Summary
Is the trend of institutional investors leaving BoA as well as well as other larger FI's tell a story of things to come? What is the motivation behind these moves? A lack of faith in BoA strategies ? Concerns about capitol? Are more loan losses that are still predicted to come in the 2nd through 4th quarter helping to squash a continued rally?
Analysis
This latest move by Temasek to dump its position in B of A could be the signal of a pretty significant event. Other institutional investors in B of A as well as other larger FI's are also watching this event as ha harbinger of things to come. The big question is why now? Is it the overall continued uncertainty of the bank itself? Is it continued concern about the Merrill integration? Is it fear of the possible need to increase loan loss reserves due to forecasted loan losses? Is it the government’s hooks into the fabric of the banking system? Or is it a combination of these issues and possibly others as well. The fact is that our own governments continued assault on most of the banks reputations, management, board make up and practices continues to weaken the FI's standing in the country as well as the world.
Institutional investors by themselves are normally the most consistent and conservative in their investment strategies. They are typically in for the long haul based on a maximization of their return on investment. However, based on the questions that are posed above is there enough instability still remaining in the domestic and global banking sector to disrupt the long haul strategy. Even with financials stocks bargain basement pricing generally speaking, those that have a stake in the bank’s stock normally would remain in place. To exit now with a loss is a concern unless there is further systemic risk that would indicate even further dilution of the financials capital positions. To some the institutional investors play would be to jump into the financial market and wait for the normal appreciation based on the upticks in this current economic cycle. Of course the end game is yet to be played out.

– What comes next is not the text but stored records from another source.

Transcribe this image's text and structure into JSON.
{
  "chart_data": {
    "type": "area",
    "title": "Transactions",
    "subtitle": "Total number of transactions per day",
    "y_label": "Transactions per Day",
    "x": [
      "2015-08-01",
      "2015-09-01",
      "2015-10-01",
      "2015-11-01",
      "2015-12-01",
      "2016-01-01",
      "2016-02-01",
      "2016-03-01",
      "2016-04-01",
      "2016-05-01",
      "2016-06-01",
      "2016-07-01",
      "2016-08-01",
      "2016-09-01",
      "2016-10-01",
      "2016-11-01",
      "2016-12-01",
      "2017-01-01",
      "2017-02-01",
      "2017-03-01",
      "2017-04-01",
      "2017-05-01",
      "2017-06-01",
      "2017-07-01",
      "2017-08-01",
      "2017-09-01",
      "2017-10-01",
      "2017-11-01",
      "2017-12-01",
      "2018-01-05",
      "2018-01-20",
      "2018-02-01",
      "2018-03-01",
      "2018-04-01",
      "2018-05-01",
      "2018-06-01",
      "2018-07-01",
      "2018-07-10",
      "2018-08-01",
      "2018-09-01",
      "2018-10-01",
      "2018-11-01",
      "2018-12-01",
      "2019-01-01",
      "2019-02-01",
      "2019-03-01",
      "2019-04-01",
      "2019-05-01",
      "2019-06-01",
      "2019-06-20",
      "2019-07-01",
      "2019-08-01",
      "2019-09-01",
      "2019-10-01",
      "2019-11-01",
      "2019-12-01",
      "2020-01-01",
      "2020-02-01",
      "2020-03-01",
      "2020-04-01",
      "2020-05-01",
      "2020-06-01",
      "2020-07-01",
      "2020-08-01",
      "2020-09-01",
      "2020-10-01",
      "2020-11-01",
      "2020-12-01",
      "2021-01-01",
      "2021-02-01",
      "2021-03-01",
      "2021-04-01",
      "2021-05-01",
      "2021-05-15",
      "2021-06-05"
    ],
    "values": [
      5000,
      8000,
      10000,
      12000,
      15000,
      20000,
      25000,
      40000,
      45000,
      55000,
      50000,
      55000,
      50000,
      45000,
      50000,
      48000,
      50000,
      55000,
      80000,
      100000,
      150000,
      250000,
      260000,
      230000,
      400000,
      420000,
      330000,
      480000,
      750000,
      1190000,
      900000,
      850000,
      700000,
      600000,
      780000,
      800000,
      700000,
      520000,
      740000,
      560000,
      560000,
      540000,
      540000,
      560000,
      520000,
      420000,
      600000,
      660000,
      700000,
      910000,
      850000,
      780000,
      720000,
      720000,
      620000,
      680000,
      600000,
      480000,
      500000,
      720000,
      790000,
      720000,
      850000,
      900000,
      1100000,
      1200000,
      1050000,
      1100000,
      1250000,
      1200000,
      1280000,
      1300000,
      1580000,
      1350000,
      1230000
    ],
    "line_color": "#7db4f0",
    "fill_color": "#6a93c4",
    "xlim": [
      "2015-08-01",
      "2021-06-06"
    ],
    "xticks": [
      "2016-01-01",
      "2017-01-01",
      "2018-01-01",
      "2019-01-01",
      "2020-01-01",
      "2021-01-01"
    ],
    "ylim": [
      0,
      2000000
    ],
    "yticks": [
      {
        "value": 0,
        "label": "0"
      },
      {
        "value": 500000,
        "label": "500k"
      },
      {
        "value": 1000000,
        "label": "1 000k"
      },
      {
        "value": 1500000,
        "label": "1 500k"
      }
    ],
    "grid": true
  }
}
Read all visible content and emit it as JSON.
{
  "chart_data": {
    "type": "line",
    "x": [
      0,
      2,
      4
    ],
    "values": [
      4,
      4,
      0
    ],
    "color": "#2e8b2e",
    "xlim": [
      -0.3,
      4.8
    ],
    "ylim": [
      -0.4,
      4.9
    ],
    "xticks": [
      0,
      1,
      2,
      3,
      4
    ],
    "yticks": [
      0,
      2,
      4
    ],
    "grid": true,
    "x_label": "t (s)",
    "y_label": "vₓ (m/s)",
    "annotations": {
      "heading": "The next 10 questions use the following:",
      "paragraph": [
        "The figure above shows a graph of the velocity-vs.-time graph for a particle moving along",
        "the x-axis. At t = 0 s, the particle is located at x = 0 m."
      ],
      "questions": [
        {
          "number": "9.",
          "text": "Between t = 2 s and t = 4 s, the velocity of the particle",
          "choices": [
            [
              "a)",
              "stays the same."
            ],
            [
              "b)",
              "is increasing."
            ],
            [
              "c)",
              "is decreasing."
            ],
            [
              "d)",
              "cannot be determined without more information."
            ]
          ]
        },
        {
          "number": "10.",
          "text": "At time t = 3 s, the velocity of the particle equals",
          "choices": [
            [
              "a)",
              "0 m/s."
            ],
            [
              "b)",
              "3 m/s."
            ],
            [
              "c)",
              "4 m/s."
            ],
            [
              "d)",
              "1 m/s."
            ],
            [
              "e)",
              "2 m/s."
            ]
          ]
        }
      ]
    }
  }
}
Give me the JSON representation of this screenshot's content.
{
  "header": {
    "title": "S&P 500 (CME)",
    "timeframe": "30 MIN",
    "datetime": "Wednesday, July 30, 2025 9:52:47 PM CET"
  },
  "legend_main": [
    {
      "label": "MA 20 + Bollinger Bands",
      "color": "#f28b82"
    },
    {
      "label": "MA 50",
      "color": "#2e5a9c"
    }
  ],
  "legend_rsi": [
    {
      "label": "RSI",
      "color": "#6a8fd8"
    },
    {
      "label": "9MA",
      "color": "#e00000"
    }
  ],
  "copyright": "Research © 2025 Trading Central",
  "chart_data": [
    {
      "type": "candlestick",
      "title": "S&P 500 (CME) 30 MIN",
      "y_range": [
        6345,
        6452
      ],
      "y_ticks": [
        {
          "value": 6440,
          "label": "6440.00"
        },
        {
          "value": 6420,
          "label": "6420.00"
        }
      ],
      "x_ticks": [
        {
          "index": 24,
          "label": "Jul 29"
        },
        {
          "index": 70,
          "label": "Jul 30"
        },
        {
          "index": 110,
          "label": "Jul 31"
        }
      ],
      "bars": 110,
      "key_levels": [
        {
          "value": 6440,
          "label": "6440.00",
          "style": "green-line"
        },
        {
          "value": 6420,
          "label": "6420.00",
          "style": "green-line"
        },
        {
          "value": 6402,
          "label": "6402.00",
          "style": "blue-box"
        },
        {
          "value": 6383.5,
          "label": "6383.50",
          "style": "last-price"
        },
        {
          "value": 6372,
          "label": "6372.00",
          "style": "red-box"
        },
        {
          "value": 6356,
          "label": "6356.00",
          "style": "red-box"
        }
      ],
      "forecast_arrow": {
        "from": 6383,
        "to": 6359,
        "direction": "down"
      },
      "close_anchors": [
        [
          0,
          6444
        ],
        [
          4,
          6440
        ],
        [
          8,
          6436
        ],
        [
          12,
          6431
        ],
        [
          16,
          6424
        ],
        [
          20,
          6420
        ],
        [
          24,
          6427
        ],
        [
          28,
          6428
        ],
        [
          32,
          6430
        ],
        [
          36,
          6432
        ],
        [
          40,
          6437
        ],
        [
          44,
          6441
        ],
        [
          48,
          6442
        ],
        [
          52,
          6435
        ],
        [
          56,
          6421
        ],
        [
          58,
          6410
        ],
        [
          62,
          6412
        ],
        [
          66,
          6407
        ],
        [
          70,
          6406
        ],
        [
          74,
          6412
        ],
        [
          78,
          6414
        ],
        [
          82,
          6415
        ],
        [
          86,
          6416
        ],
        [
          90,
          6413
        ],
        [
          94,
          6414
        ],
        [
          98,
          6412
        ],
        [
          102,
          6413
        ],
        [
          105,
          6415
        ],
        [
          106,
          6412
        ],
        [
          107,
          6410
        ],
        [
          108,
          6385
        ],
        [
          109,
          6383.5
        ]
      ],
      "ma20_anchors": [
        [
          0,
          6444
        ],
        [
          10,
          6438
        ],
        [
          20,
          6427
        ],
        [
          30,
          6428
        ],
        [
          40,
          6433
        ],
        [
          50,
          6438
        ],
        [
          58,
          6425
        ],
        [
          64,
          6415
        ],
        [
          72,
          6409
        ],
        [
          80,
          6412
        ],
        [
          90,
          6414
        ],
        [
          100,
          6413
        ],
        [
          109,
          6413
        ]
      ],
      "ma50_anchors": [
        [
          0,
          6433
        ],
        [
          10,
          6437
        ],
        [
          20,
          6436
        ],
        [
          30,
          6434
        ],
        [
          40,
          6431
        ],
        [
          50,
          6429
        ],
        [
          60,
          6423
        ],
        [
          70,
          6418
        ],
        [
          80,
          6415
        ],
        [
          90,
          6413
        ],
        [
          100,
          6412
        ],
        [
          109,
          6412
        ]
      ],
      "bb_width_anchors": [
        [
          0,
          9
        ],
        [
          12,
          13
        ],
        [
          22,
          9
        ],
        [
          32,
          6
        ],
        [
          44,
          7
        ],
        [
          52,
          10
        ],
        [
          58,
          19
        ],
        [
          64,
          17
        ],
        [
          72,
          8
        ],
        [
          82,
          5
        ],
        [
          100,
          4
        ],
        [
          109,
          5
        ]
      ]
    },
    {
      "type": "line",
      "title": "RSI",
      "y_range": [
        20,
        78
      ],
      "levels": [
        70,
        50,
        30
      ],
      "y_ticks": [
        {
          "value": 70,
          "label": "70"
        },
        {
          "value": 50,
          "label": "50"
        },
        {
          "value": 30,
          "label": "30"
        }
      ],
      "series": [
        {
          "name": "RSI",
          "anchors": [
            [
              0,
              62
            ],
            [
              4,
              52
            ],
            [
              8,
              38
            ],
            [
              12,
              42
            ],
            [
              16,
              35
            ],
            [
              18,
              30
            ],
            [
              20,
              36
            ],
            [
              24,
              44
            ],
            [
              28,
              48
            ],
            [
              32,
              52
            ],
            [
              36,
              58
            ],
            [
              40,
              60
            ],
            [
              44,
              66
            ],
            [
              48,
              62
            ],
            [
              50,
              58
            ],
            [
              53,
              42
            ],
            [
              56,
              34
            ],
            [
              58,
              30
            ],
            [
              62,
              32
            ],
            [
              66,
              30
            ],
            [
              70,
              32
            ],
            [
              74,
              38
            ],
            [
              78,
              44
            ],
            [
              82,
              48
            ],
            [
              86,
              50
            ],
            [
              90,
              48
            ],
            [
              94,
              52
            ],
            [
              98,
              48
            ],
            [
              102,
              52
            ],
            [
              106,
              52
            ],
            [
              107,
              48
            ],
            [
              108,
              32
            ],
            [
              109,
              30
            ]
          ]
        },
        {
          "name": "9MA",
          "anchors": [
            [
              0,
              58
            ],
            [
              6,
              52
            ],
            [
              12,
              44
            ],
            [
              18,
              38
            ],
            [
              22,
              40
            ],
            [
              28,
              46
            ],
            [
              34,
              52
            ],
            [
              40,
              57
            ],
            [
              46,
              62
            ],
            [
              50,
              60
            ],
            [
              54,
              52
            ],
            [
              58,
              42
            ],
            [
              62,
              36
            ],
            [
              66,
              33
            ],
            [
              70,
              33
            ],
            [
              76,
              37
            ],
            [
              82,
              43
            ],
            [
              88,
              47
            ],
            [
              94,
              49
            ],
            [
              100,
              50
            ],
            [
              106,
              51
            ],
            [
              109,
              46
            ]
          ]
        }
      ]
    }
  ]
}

The biggest fear, from my perspective, and most likely the perspective of most institutional investors, is that the governments continued back door maneuvering or under current to control compensation, executive management and board seats through the TARP investments that were made creates a powerful incentive to divest institutional investment or to remain out of it. The fact that many of these banks were strong armed into taking these funds and are no not being allowed to repay them speaks volumes to the fear of either a semi-nationalization strategy or a full nationalization strategy. Every time we watch the new Treasury Secretary speak about the financial sector, fear creeps back into the markets, which is evident in their share prices. As long as these subliminal messages continue to come into the market the longer it will take for any recovery to take root and hold on.
The founding fathers mandate to the government, as it relates to the public sector has always been “Do no harm”. At this point in time that mandate has “left the building”. Whether it be institutional investors or private capital, the sidelines right now look very very comfortable. So, will we see more and more institutional investors pull out of their current positions? I think we already have the answer to that question.